What are your goals/dreams for the future?
Well, I want to finish well. I’ve got another 12 years or so that I’m going to practice and I want to stay competent and do a good job and take good care of patients. But I also, as much as anything else, want to try to help my younger partners continue to build their practice in a way that they will have as much benefit from it, and be able to continue to benefit our community as much as I feel like I have.
What else would you like people to know about what you do?
In general, medicine is reaching a crisis. The baby boomers are getting old. There’s a bunch more of them that are going to be needing healthcare. Our healthcare system is going to be drained financially and is being drained financially. And the imaging side of that is growing exponentially, and so, the government is going to be looking for ways to limit the amount of imaging that’s done on patients, and in the meantime, they’ve been cutting our reimbursements 10% a year or so. There’s going to reach a tipping point with that, where radiologists¦all the radiologists will say, That’s enough. I’m just¦I’m done, and they’re going to quit. We don’t have enough radiologists as it is. And so, the government is probably going to have to make a choice as to whether or not to allow imaging to be shipped overseas, to be read by people who may not have the same kind of training or credentials and don’t work at the same level that American radiologists do. That’s not across the board. There are excellent radiologists around the world, but not all of them.

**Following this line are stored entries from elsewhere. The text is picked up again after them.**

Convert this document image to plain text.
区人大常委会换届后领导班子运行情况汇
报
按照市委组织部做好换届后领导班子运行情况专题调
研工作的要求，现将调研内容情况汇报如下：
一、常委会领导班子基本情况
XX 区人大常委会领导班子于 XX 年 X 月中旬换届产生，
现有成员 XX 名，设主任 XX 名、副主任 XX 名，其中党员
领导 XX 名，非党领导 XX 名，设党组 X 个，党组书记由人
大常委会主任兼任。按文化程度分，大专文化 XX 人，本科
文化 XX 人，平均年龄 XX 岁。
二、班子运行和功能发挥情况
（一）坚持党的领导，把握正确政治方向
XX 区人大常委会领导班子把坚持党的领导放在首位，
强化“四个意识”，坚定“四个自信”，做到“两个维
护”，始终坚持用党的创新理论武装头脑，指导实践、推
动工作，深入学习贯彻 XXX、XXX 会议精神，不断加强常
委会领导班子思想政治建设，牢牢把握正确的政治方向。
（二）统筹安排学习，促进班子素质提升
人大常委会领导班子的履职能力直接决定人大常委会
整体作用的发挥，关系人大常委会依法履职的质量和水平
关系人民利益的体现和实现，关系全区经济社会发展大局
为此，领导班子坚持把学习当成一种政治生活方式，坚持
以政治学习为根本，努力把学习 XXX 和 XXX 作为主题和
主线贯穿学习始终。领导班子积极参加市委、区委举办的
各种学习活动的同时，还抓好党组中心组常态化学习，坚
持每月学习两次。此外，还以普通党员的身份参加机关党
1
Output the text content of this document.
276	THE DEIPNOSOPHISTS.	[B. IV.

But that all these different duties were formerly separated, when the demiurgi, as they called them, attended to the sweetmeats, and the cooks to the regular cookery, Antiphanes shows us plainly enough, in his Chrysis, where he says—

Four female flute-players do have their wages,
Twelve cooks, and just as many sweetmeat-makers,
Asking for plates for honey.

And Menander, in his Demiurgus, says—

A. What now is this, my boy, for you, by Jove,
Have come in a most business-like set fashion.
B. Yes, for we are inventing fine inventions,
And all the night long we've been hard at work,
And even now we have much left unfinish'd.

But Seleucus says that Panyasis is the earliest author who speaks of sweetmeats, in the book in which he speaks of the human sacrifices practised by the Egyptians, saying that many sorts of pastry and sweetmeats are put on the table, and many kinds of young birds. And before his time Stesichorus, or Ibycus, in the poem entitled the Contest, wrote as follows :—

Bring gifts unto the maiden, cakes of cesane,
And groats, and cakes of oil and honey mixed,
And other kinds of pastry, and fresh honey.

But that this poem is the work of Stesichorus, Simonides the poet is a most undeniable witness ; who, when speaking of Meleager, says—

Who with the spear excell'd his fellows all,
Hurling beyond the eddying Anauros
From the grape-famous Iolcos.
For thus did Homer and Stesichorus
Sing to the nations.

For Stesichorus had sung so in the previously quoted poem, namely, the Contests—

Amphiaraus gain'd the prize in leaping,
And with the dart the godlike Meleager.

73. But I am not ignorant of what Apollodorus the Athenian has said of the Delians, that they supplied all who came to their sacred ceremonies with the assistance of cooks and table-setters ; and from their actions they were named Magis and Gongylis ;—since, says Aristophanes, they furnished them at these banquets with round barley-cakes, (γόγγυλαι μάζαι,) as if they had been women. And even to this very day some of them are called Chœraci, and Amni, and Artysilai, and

And the other is that they may start to use less trained individuals to interpret the imaging procedures. Sort of like instead of going to see a doctor, you go to see a nurse practitioner. They may start using people and saying, Okay, we’re going to allow these people to read the images. I think the American public doesn’t really understand what we do very well, and doesn’t understand the level of care that they’re getting, and that it may be almost invisible to them if that change is made, but it will be a phenomenal change in the quality of care that they are receiving. It may not happen because the doctors who are ordering the procedures will be so uncomfortable about their medical-legal risks. Somebody besides a fully trained, credentialed radiologist is interpreting the exams¦they might not allow it to happen.
But I just fear that the crunch of the increasing numbers of people, the increasing numbers of imaging procedures, and the decreasing amount of reimbursement is going to force things to occur that would be less than beneficial for the patients in the long run. And then, the legal side of it is that if physicians don’t order imaging done and something is wrong, then they get in trouble. I think probably 40% of what I do is doctors ordering these tests in order to cover their rear ends from malpractice suits. So, changing those tort laws so that they’re not so afraid, that if they don’t order these things that they’re going to be sued, and the other is training more radiologists and starting soon, because it obviously takes a long time to get them out. It’s predicted that there’s going to be an absolute shortage of radiologists for at least the next twelve years, and I can’t imagine that it’s not going to last longer than that unless they do something. So, train more of them, and reform the malpractice laws so we’re not doing so many procedures that are unnecessary.